Obesity rates have been rising to alarmingly high levels during the last decade, especially among young populations, i.e. children and adolescents (1). Recently, it has been proposed that the use of technology means may serve as a valuable tool for supplementing or conducting weight management interventions in children (2).
By the term “technology-assisted interventions” one actually refers to either integrating digital means in an intervention, such as by using a mobile application as a supplement, or implementing the intervention partially or entirely in a digital mode, i.e. by using an internet-based programme. These modes of delivery have gained the interest of the scientific community because of their potential to address barriers of the traditional methods, first and foremost by saving time and cost. This advantage is partly the result of having the ability to reach a greater number of people compared to traditional methods, and even a wide range of population groups. Regarding the dietary intervention per se, they have the potential to integrate some of the behavioral techniques for weight management proven successful in the relevant literature. These include the self-monitoring technique, which is in fact the practice most commonly used among the technology-assisted programs for weight management, the provision of real-time feedback, as well as the development of social-support groups. In this way, the intervention aims to achieve a personalised trait, mimicking the traditional methods (3). Another advantage of the digital means that should not be ignored is that children find them interesting and more enjoyable than conventional ones (4).

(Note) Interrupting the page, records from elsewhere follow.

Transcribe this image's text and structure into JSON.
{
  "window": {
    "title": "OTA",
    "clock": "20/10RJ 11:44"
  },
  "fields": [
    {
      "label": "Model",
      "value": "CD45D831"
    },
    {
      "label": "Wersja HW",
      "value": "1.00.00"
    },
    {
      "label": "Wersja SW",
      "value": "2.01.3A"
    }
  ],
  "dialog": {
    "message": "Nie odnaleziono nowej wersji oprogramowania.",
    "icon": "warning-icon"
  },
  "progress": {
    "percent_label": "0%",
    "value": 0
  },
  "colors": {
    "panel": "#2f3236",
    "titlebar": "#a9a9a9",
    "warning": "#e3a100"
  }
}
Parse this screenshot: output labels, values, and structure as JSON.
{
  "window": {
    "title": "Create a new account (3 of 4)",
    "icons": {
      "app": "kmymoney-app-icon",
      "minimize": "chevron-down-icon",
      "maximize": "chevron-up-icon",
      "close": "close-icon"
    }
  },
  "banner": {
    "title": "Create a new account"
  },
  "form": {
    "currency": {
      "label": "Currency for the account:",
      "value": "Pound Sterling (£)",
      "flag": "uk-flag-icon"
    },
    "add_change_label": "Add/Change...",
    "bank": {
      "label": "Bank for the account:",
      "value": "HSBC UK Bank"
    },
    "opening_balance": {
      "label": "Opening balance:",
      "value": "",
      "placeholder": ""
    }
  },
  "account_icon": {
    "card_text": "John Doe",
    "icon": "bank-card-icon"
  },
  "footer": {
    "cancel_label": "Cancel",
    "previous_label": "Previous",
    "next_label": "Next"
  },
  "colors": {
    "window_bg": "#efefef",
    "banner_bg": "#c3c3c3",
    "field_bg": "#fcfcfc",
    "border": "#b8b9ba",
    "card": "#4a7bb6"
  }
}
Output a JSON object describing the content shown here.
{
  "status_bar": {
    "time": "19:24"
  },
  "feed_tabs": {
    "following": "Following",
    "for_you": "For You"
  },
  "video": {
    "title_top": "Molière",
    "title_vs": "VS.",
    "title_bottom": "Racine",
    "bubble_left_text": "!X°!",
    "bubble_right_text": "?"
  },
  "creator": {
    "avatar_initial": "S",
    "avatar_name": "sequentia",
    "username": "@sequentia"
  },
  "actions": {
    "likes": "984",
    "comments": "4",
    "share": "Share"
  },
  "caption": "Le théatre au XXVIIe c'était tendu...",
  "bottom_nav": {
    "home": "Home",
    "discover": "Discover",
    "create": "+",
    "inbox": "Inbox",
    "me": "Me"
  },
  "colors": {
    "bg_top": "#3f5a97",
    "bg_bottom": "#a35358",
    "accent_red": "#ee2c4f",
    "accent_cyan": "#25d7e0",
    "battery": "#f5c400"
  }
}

However, these innovative means of weight management may well hold some risks. Many of them are not evidence-based, and they have not been tested for their effectiveness or even their safety. For example, it has been recorded that most mobile applications mainly focus on how to create a fancy tool rather than a tool targeted to scientific evidence-based means for weight management. In addition, although they are considered generally well acceptable, their greater effectiveness is not warranted; it is usual that children find them interesting in the beginning, but after a while they become bored and stop using them. At last, there is also the issue of ethical considerations, in the context of the digital recording of our everyday life.
In conclusion, technology assisted methods may supplement and even enhance the work of a health professional, however their optimal use should be examined in order to maximize the benefits gained and minimize the risks. Thus, they should be used with caution and always with the guidance of a health professional, especially for the sensitive age group of children.
1. Collaboration NCDRF. Worldwide trends in body-mass index, underweight, overweight, and obesity from 1975 to 2016: a pooled analysis of 2416 population-based measurement studies in 128.9 million children, adolescents, and adults. Lancet 2017;390(10113):2627-42. doi: 10.1016/S0140-6736(17)32129-3.
2. Adamson AJ, Baranowski T. Developing technological solutions for dietary assessment in children and young people. Journal of human nutrition and dietetics : the official journal of the British Dietetic Association 2014;27 Suppl 1:1-4. doi: 10.1111/jhn.12206.
3. Bianchi-Hayes JM, Schoenfeld ER, Cataldo R, Huang J, Pati S. Caregiver Preferences regarding Technology's Role in Supporting Adolescent Weight Management. International scholarly research notices 2015;2015:153723. doi: 10.1155/2015/153723.
4. Turner T, Spruijt-Metz D, Wen CK, Hingle MD. Prevention and treatment of pediatric obesity using mobile and wireless technologies: a systematic review. Pediatric obesity 2015;10(6):403-9. doi: 10.1111/ijpo.12002.